The Marzinzik's arrived from Germany in 1913 with their two children, a son and a daughter. Having been notified by her sister, Mrs. John Gusella, who had arrived in 1912, that miners were wanted for the new mine and that company houses were available, John immediately hired on, as he was an experienced miner from the Rhur Valley in Germany.
The mine had its busy times, mostly in Fall and Winter as nearly all coal was shipped to Saskatchewan for domestic use. Quite a few strikes were involved, and at times money was scarce.
About 1915 or 1916 a Mr. Peacock, having land about one mile north of Coalhurst, decided to sell lots to the miners. About six or eight German families decided to build houses on this land. The property had not been subdivided, but on promise from Mr. Peacock they proceeded to build. He then decided to sell this land to Mr. Adams, who then told them he would not subdivide, so they all had to move the houses to Coalhurst. This was the end of German Town as it was named by the people of Coalhurst. Some of the houses are still occupied in Coalhurst.

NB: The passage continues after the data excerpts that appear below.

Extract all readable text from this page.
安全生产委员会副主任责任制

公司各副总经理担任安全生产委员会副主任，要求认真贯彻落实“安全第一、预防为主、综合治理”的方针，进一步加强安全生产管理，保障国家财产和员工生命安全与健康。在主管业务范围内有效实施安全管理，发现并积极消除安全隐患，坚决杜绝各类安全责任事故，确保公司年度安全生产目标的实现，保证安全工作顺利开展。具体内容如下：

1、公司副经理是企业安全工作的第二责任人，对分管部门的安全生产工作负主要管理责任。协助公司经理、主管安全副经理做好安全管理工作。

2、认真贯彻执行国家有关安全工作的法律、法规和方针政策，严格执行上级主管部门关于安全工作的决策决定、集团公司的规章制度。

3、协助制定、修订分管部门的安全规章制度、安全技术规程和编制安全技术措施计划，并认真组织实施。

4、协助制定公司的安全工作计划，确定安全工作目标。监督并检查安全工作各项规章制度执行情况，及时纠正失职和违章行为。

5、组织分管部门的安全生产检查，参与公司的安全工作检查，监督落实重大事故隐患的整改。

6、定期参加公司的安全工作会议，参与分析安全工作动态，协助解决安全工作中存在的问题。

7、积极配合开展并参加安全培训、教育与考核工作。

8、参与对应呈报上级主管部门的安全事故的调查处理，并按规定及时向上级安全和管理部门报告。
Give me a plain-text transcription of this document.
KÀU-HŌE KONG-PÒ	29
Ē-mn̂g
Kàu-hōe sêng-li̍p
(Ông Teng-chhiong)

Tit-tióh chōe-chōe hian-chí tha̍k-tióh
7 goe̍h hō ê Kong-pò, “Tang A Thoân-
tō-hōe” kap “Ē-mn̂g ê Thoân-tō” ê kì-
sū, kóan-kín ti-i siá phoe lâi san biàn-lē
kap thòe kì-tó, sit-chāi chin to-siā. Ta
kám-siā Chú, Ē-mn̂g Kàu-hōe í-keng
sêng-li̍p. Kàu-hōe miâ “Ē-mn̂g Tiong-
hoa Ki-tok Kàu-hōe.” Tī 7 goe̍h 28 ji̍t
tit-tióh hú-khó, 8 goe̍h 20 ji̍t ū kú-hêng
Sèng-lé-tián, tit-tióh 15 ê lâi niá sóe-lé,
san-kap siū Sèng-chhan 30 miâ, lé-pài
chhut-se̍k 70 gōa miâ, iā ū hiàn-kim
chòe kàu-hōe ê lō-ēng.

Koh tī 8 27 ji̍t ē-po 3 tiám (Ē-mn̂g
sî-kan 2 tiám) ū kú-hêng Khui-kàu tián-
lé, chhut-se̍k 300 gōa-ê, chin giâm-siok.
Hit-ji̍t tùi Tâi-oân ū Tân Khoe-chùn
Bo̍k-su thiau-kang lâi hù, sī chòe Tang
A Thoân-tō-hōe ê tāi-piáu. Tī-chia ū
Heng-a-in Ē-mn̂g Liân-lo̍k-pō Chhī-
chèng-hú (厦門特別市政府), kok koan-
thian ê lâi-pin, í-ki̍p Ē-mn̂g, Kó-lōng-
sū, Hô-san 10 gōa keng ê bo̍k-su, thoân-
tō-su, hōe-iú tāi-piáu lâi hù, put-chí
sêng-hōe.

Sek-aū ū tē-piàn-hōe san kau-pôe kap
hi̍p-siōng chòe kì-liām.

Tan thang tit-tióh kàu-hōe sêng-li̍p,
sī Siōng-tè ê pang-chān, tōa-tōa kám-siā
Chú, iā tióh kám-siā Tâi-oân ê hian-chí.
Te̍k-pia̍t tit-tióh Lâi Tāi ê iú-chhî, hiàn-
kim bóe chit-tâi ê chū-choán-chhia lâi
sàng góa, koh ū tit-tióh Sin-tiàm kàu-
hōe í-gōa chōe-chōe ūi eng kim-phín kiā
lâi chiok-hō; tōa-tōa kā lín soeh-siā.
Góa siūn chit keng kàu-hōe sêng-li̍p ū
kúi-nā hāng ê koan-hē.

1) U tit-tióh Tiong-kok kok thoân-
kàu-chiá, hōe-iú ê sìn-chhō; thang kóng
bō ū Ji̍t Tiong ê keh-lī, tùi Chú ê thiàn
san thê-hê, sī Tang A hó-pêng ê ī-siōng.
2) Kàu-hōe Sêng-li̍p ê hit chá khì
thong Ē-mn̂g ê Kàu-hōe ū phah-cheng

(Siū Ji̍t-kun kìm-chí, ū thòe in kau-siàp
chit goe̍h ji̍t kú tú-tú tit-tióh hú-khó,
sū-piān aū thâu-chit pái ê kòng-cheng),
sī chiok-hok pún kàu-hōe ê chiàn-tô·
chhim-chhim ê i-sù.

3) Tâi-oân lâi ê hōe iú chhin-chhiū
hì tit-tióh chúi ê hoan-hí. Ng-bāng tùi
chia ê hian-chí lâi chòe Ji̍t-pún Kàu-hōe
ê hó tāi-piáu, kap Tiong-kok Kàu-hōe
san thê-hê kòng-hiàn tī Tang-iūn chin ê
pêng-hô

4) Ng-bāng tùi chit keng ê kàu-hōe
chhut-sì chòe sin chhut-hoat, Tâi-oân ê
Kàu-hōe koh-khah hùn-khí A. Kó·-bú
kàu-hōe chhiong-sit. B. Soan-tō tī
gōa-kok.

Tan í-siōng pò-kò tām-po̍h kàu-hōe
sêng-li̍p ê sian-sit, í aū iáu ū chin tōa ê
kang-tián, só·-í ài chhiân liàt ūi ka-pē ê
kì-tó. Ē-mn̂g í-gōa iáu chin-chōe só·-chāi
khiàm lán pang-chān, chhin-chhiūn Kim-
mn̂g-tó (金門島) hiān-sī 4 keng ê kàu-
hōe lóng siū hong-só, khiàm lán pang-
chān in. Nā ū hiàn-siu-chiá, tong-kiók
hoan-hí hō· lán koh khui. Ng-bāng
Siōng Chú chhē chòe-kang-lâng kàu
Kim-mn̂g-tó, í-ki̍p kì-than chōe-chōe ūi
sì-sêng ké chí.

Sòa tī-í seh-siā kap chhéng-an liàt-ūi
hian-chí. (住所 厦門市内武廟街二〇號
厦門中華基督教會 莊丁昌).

One episode I remember of German Town, they decided to dig a well for water, it was about 20ft. down. In the morning the barricades were down, and looking down the well they saw that a horse had fallen in, he was looking for water too. They pulled it up, but never did strike water, as these were the dry years before irrigation.
About 1920, Dad bought a homestead west of Red Deer, Evergreen Post Office. They tried farming, but being mostly bush land they did not have much success, so they moved back to Coalhurst. The farm was rented to neighbours.
By this time the family consisted of four boys and two girls who went to Coalhurst school.
In 1933 the depression being on, the mine only working once in a while, they moved back to Evergreen farm. Some of the children were on their own by this time. In 1942 dad sold out and retired with mother to Kelowna, B.C. Dad died in June 1971, age 84, and mother April 1973, age 81. They enjoyed their retirement in their own home among children and friends.